A letter from a styrofoam tray
November 7, 2015
Dear Northwest humans,
You might’ve seen me piled up with all of my kinfolk in the cafeteria sometime in your life. I’m light, a great insulator, can hold up to five compartments of food and, well, I’m just going to get right to it: I am overused and under-appreciated.
Now I hope you understand that I’m not trying to impose the idea that styrofoam trays deserve a Bill of Rights or VIP tickets to the next Trayonce concert, but we at least deserve some form of respect. When you pick one of us up, please help us perform to our maximum potential. I see my kind strewn all around the cafeteria every day, styrofoam trays just laying around, who will soon thereafter end up in the trash, unused and untouched.
Oh, and don’t get me started about Fridays. I don’t know what it is about Fridays, but for some reason we seem to be wasted most on those days. I don’t know whether my slightly more attractive sibling, the styrofoam bowl, is just celebrated more on Fridays, or if flinging styrofoam trays around the cafeteria is festive and a concrete statement of “TGIF,” but hopefully you can see where this littering of my kind causes me concern.
I’d like to think that everybody has a purpose, whether you’re made of styrofoam, plastic or carbon. Our sole purpose is to hold food. The thought that people would take us, give us the joy of fulfilling our goal, and then abandon us to hang with our siblings instead (the styrofoam bowls), is downright insulting. Every day, six hundred to eight hundred trays are used by students. Every day, a sizable number of students grab one of us, just to throw us away. Do you realize that this accounts for many broken dreams and wasted potentials? So in light of this, please do not throw us away, unused and unsatisfied.

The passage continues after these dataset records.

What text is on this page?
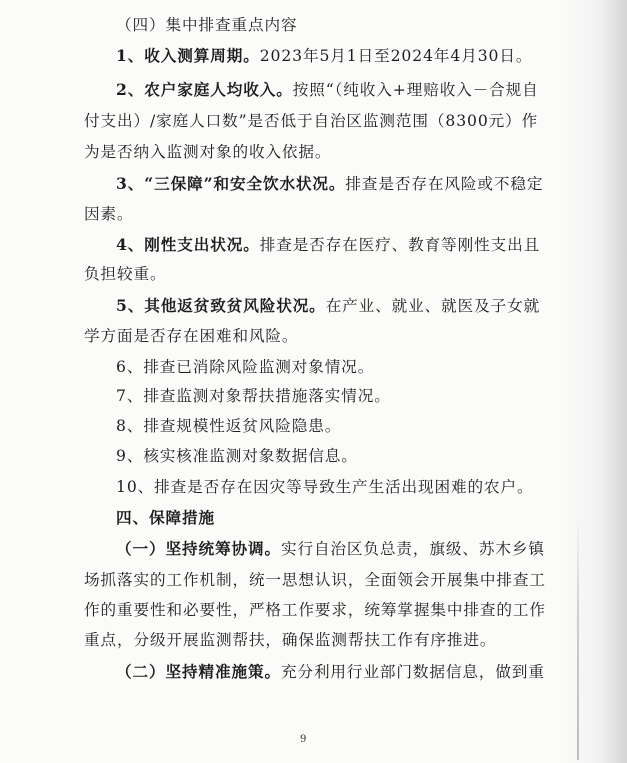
（四）集中排查重点内容
1、收入测算周期。2023年5月1日至2024年4月30日。
2、农户家庭人均收入。按照“（纯收入+理赔收入－合规自
付支出）/家庭人口数”是否低于自治区监测范围（8300元）作
为是否纳入监测对象的收入依据。
3、“三保障”和安全饮水状况。排查是否存在风险或不稳定
因素。
4、刚性支出状况。排查是否存在医疗、教育等刚性支出且
负担较重。
5、其他返贫致贫风险状况。在产业、就业、就医及子女就
学方面是否存在困难和风险。
6、排查已消除风险监测对象情况。
7、排查监测对象帮扶措施落实情况。
8、排查规模性返贫风险隐患。
9、核实核准监测对象数据信息。
10、排查是否存在因灾等导致生产生活出现困难的农户。
四、保障措施
（一）坚持统筹协调。实行自治区负总责，旗级、苏木乡镇
场抓落实的工作机制，统一思想认识，全面领会开展集中排查工
作的重要性和必要性，严格工作要求，统筹掌握集中排查的工作
重点，分级开展监测帮扶，确保监测帮扶工作有序推进。
（二）坚持精准施策。充分利用行业部门数据信息，做到重
9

Not only am I speaking for my kind, I’m speaking for Mother Earth as well. Although sometimes we don’t like to admit it, we are harmful to nature. We are virtually non-biodegradable, so when we are thrown away, we stay in landfills forever. This is not fun for Mother Earth and not fun for us either. Just like a person who is not on an unlimited data plan, Mother Earth is running out of landfill space, and though it may hurt our kind, it is imperative that the usage of styrofoam trays decreases. When we are created by the ultimate all-mighty, the factory system, 57 chemical byproducts are released, which pollute the air and creates loads of liquid and solid waste. This is extremely bad for the ozone layer and increases global warming. Remember “Ice Age: The Meltdown?”
Yes, styrofoam trays are wondrously efficient and we eliminate the need to wash dishes; people are able to buy us in bulk for an affordable price. Yes, yes, these are all wonderful things, thank you all very much. However, no matter how hard you try to bolster the positive aspects of my kind, in reality, there is nothing luxurious about styrofoam trays, and we even admit it. We are moderately flimsy and sometimes can’t support the weight of the two scoops of popcorn chicken, which will cost you an extra $1.95.
We all need to be more conscious of the serious problem that is “styrofoam tray abandonment.” So my proposal is, please think before you reach for one of my immediate family members. This will not only save the dreams of trays around the world, but it will also decrease waste and improve the environment. Mother Earth will be happy and we can finally catch a break.
P.S. Now that I think of it, I would really enjoy those VIP Trayonce tickets.